Armor yourself against backwards-incompatible serializations once and for all.
See the ChangeLog for information about changes between versions.
As almost everyone with significant experience managing production software systems knows, backwards compatibility is incredibly important for any data that is persisted by an application. If you make a change to a data structure that is not backwards compatible with the existing serialized formats, your app will break as soon as it encounters the existing format. Even if you have 100% test coverage, your tests still might not catch this problem because it's not a problem with your app at any single point in time, but a problem with how your app evolves over time.
More subtly, if you deploy a backwards incompatible migration, your app may persist some data in the new format before it crashes on the old format.

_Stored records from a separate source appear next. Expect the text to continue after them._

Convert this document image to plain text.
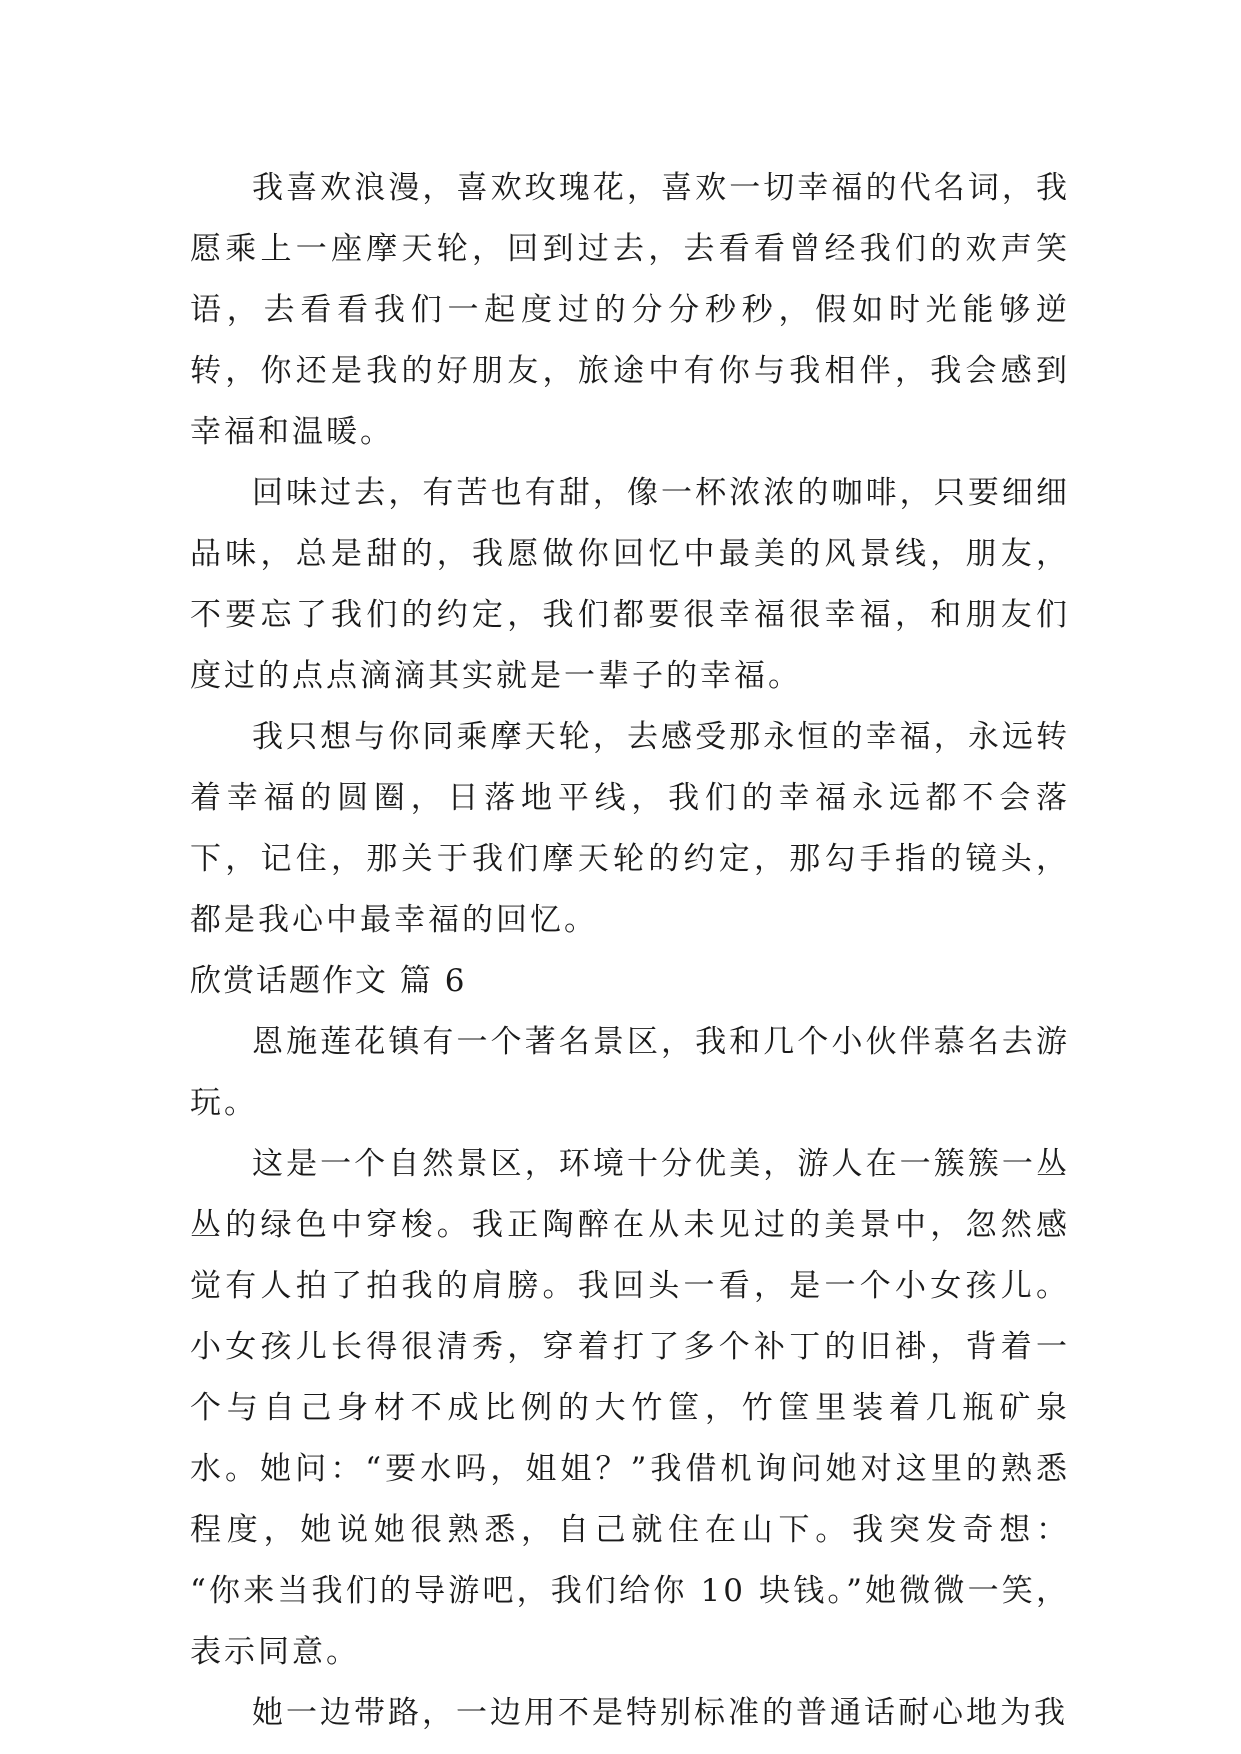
我喜欢浪漫，喜欢玫瑰花，喜欢一切幸福的代名词，我愿乘上一座摩天轮，回到过去，去看看曾经我们的欢声笑语，去看看我们一起度过的分分秒秒，假如时光能够逆转，你还是我的好朋友，旅途中有你与我相伴，我会感到幸福和温暖。

回味过去，有苦也有甜，像一杯浓浓的咖啡，只要细细品味，总是甜的，我愿做你回忆中最美的风景线，朋友，不要忘了我们的约定，我们都要很幸福很幸福，和朋友们度过的点点滴滴其实就是一辈子的幸福。

我只想与你同乘摩天轮，去感受那永恒的幸福，永远转着幸福的圆圈，日落地平线，我们的幸福永远都不会落下，记住，那关于我们摩天轮的约定，那勾手指的镜头，都是我心中最幸福的回忆。

欣赏话题作文 篇 6

恩施莲花镇有一个著名景区，我和几个小伙伴慕名去游玩。

这是一个自然景区，环境十分优美，游人在一簇簇一丛丛的绿色中穿梭。我正陶醉在从未见过的美景中，忽然感觉有人拍了拍我的肩膀。我回头一看，是一个小女孩儿。小女孩儿长得很清秀，穿着打了多个补丁的旧褂，背着一个与自己身材不成比例的大竹筐，竹筐里装着几瓶矿泉水。她问：“要水吗，姐姐？”我借机询问她对这里的熟悉程度，她说她很熟悉，自己就住在山下。我突发奇想： “你来当我们的导游吧，我们给你 10 块钱。”她微微一笑，表示同意。

她一边带路，一边用不是特别标准的普通话耐心地为我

This can leave your system in the horrible state where not only will it not work with the new code, but rolling back to the old code will also break because the old code doesn't support the new serialized format! You have two incomptable serializations active at the same time!
Proper migration systems can reduce the chances of this problem occurring, but
if your system has any kind of queueing system or message bus, your migrations
might not be applied to in-flight messages. Clearly we need something to help us
protect against this problem. Enter armor
.
For an overview of how to use this package, check out the literate Haskell tutorial in the test suite.
Inspiration for this package came from Soostone's safecopy-hunit package.
Details were refined in production at Formation (previously Takt).